To avoid cerebral infarction by gas embolism during laparoscopic hepatectomy, both cautious dissection of the liver and cautious liver parenchymal dissection without major vessel injury are, of course, necessary. Several ways to address the hepatic vein injury during laparoscopic liver resection have been reported. Conversion to laparotomy, like we did, might be the standard procedure, although some reports show primary closure of injured hepatic vein by a laparoscopic stitching technique [14]. It is important that the patient’s position be changed from head up to Trendelenburg position (head down) to avoid gas entering the lung and the heart after stopping insufflation of CO2. Despite all the procedures we completed, cerebral infarction by gas embolism still occurred in this case.

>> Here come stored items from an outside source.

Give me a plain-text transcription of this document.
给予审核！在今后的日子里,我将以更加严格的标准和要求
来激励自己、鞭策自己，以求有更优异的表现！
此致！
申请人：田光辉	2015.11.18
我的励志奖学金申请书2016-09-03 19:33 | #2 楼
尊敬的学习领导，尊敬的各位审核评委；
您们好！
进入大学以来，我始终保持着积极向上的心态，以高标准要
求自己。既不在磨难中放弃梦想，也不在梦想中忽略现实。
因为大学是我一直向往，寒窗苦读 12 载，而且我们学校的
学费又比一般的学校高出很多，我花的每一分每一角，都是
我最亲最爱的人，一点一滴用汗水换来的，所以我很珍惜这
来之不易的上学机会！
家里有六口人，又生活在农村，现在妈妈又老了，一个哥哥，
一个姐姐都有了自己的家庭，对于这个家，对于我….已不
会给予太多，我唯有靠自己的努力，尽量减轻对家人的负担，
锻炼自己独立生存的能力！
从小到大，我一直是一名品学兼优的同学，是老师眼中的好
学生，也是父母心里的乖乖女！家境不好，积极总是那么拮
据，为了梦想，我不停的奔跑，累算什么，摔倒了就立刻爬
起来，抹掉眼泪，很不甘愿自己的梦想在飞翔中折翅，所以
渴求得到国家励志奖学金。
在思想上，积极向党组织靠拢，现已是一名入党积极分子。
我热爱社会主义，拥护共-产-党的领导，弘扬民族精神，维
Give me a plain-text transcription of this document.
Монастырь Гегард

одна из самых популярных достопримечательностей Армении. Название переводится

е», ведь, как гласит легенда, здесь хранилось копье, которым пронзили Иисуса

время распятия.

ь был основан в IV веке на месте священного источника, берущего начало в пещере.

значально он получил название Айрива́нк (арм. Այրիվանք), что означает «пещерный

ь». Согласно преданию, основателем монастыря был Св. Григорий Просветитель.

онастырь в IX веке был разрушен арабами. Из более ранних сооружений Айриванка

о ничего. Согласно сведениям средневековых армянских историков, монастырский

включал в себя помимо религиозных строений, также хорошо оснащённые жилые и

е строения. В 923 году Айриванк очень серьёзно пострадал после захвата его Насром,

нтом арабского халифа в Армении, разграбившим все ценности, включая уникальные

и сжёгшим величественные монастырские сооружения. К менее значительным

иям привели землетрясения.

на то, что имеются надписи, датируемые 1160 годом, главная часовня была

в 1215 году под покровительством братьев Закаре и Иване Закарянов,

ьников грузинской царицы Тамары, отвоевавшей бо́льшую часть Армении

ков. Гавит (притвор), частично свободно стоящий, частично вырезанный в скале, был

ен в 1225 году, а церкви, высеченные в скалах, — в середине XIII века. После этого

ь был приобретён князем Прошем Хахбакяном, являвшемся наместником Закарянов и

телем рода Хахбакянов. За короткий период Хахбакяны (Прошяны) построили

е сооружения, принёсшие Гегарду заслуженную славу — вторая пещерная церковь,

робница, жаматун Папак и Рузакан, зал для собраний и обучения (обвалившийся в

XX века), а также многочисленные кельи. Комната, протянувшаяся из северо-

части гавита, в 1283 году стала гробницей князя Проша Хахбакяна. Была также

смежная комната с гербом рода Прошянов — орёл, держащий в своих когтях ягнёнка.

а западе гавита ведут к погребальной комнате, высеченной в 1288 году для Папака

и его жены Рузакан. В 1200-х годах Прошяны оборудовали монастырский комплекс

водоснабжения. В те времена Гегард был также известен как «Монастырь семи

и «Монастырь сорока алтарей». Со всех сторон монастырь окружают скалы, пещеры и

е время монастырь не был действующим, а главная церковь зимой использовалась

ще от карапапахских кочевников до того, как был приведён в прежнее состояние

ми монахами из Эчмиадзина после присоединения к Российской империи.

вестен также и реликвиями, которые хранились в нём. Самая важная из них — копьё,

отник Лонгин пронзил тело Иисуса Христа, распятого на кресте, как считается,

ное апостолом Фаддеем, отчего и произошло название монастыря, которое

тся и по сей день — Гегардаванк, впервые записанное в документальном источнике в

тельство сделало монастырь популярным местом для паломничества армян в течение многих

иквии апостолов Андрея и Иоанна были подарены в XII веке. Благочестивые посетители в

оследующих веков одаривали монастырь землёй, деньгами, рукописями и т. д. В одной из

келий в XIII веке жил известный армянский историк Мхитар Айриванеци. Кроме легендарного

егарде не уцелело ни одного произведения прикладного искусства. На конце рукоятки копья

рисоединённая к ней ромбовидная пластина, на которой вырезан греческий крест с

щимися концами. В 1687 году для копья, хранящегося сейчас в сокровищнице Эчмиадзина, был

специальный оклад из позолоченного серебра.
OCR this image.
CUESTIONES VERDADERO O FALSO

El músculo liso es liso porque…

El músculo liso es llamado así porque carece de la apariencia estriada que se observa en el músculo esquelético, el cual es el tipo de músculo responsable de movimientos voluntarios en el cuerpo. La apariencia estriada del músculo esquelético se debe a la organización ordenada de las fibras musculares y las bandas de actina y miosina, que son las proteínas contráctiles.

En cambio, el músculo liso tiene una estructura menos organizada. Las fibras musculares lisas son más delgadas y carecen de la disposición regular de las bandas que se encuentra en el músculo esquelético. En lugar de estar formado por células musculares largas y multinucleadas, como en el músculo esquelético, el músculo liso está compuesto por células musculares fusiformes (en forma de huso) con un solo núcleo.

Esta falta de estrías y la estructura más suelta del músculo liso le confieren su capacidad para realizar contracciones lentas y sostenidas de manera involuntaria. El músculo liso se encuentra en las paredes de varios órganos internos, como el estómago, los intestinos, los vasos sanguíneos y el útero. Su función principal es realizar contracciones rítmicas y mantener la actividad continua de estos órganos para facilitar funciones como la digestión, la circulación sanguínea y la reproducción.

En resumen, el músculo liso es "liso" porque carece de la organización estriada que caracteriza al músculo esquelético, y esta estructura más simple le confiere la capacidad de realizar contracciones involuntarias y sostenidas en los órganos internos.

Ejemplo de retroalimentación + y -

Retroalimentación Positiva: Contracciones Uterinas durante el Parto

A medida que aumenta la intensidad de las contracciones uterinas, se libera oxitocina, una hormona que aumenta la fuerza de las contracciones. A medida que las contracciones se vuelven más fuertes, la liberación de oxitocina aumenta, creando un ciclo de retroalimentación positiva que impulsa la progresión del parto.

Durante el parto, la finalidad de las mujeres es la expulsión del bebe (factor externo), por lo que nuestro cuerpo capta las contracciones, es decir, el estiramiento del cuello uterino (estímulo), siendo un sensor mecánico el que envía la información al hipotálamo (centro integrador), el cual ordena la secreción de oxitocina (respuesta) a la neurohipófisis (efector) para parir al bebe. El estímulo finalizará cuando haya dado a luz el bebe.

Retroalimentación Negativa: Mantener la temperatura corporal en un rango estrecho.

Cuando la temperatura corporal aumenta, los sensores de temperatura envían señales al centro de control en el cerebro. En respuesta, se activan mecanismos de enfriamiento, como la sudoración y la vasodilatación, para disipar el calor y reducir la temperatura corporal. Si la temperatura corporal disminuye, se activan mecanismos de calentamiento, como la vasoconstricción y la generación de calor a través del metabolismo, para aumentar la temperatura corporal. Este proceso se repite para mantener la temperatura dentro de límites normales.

To the best of our knowledge, this is the first report of cerebral paradoxical gas embolism in laparoscopic liver surgery, with severe neurological dysfunctions.

Conclusions

Paradoxical gas embolization may occur without evidence of an apparent right-to-left shunt during laparoscopic surgery. It is a rare but serious complication, which could cause cerebral infarction with severe neurological deficits. Surgeons, anasthesiologists and OR staffs should be aware of this potentially devastaing complication, share the risk information, and prepare for early diagnosis and treatment. Patient also should be informed of possible injury of the hepatic vessels during laparoscopic hepatectomy and potential risk of this complication.

Footnotes

Conflict of interest

The authors declare no conflict of interest associated with this manuscript.